3.4.a Air-borne based augmentation system (ABAS): It contains two types.
- Receiver autonomous integrity monitoring (RAIM): this technique can be used if there are more than 4 satellites with the appropriate geometry within the range of receiver; with 5 satellites, 5 independent positions can be computed. If these do not match, the receiver infers that one or more of the satellites are supplying incorrect information and a warning light turn ON on equipment panel. If there are six or more satellites within range, more independent position positions can be calculated and receiver will be able to identify the defective satellites and exclude it from positioning calculation. A process known as barometric aiding may assist the RAIM technique. Aircraft barometric altitude information is taken from the GPS receiver, which can simulate a satellites placed directly over the user.

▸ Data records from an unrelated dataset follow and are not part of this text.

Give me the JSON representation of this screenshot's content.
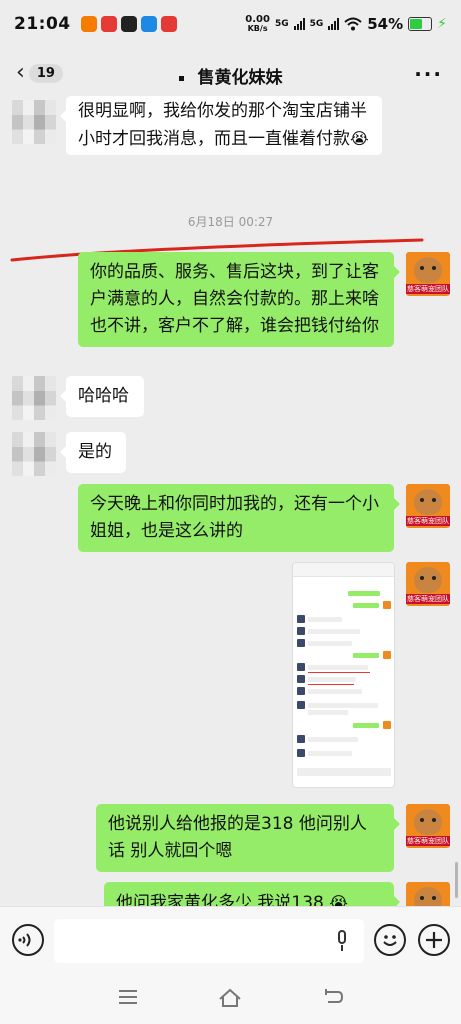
{
  "status_bar": {
    "time": "21:04",
    "net_speed_value": "0.00",
    "net_speed_unit": "KB/s",
    "signal1": "5G",
    "signal2": "5G",
    "battery": "54%",
    "app_icon_colors": [
      "#f57c00",
      "#e53935",
      "#222222",
      "#1e88e5",
      "#e53935"
    ]
  },
  "header": {
    "back_count": "19",
    "title": "售黄化妹妹",
    "more": "···"
  },
  "messages": [
    {
      "id": "m1",
      "side": "in",
      "text": "很明显啊，我给你发的那个淘宝店铺半小时才回我消息，而且一直催着付款",
      "emoji": "😭"
    },
    {
      "id": "ts",
      "type": "time",
      "text": "6月18日 00:27"
    },
    {
      "id": "m2",
      "side": "out",
      "text": "你的品质、服务、售后这块，到了让客户满意的人，自然会付款的。那上来啥也不讲，客户不了解，谁会把钱付给你"
    },
    {
      "id": "m3",
      "side": "in",
      "text": "哈哈哈"
    },
    {
      "id": "m4",
      "side": "in",
      "text": "是的"
    },
    {
      "id": "m5",
      "side": "out",
      "text": "今天晚上和你同时加我的，还有一个小姐姐，也是这么讲的"
    },
    {
      "id": "m6",
      "side": "out",
      "type": "image",
      "text": "[chat screenshot]"
    },
    {
      "id": "m7",
      "side": "out",
      "text": "他说别人给他报的是318 他问别人话  别人就回个嗯"
    },
    {
      "id": "m8",
      "side": "out",
      "text": "他问我家黄化多少  我说138",
      "emoji": "😭"
    }
  ],
  "avatar_self_label": "慈客萌宠团队",
  "input": {
    "placeholder": ""
  },
  "colors": {
    "out_bubble": "#95ec69",
    "in_bubble": "#ffffff",
    "background": "#ededed",
    "annotation": "#d9261c"
  }
}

- Aircraft Autonomous integrity monitoring (AAIM): in this method on-board augmentation can be used. An Inertial Navigation System (INS) can replace the GNSS at times when their antennas are shielded (during maneuvering of aircraft) or when numbers of satellites within range of the receiver are inadequate.
3.4.b Ground- Based Augmentation System (GBAS):
This system is used to enhance the continuity, availability, integrity and precision of GNSS signals within a reduced geographic area. It consists of a ground monitoring station whose locations known with precision. This station evaluates the information received from GNSS satellites, detects clock and other errors and sends a correction signal to airborne receivers through a VHF data links. Precision of the order of 5 meters can be achieved with ground-based augmentation systems, which makes them suitable for Cat-II/III instrument approaches. The advantages of the GBAS lie in the fact, that it can serve all airport runways within a range of 25 nautical miles (NM) from the ground monitoring station.